Pensare alla Trinità, a un Dio che è Uno ma è relazione di tre, obbliga a fare un’esperienza di Dio particolare. Esperienza, appunto, perché pensare una cosa vuol dire astrarla dalla realtà e portarla su un piano concettuale, sperimentarla, invece, significa “entrarvi dentro” con il pensiero ma anche con il sentimento e con il corpo, con la volontà e con il desiderio di progettare il futuro alla luce di questa esperienza. Dio Trinità è cioè un avvenimento, un fatto, un linguaggio complesso per sentire Dio.
Questo modo di essere di Dio invita la Chiesa ad assumere uno stile che ci fa percepire che qualcosa sta cambiando: lo vediamo nel modo di fare di papa Francesco, ma prima ancora di tanti sacerdoti e vescovi che vivono con la gente. Attenzione: qualcuno confonde le cose e si aspetta che subito cambi “la dottrina”, ma questa sarebbe un’illusione, perché ancora una volta si cadrebbe sul piano astratto: non esiste infatti una dottrina - neppure una più buona di altre - che non sia vissuta dalla gente e non possiamo pensare di cambiarla per forza: se essa cambierà sarà conseguenza di un precedente e più importante cambiamento.

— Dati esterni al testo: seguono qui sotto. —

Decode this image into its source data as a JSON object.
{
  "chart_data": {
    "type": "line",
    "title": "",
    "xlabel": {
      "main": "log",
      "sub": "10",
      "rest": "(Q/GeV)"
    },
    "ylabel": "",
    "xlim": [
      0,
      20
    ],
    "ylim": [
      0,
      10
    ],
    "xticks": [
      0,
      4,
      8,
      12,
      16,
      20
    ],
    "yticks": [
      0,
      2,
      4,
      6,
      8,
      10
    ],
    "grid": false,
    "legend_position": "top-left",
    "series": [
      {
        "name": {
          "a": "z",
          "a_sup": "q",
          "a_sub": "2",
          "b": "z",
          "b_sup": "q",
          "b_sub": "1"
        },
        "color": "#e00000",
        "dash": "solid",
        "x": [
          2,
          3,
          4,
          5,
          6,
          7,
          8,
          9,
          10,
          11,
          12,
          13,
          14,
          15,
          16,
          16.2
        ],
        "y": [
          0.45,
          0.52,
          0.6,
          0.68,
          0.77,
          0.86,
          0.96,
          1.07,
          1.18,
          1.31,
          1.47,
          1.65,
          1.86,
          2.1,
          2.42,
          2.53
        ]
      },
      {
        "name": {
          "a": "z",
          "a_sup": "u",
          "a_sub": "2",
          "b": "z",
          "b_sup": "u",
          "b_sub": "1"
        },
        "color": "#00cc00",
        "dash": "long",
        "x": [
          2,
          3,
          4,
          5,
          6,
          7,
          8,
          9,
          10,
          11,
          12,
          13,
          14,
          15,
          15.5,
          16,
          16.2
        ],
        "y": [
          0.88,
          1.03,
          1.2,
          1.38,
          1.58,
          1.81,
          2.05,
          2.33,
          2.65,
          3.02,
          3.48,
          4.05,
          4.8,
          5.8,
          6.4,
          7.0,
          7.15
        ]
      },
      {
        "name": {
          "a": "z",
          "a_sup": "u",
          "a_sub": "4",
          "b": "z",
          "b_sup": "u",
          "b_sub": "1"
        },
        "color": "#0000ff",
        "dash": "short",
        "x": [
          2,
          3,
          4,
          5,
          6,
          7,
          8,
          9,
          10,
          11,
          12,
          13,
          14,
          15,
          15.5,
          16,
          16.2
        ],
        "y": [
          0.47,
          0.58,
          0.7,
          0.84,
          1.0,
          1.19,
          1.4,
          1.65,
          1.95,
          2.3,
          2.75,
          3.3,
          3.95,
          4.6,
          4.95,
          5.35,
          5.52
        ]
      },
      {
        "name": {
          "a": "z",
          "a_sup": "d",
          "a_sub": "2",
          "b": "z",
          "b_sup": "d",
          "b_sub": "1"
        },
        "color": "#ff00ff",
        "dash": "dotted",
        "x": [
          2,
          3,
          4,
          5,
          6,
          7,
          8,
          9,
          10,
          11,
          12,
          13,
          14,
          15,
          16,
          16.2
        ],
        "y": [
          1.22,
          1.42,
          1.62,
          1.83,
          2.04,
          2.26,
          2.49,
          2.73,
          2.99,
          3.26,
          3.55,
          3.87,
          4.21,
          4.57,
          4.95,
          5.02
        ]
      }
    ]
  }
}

Per questo è interessante riflettere sul linguaggio familiare con cui il Papa dà forma ai suo discorsi, in particolare all’ultima Esortazione Amoris Laetitia. Per parlare della famiglia e alle famiglie, il problema non è quello di cambiare la dottrina, ma di trasmettere i princìpi generali. Il linguaggio della concretezza quotidiana incarna la verità nella vita di ogni persona e di ogni famiglia. L’obiettività della verità non viene minacciata dal fatto che essa si incarni nella vita di una persona o di una famiglia particolare e concreta; al contrario, lasciando il regno dell’astratto, la verità si fa carne e cammina con noi, dando vita alle persone e alle famiglie reali.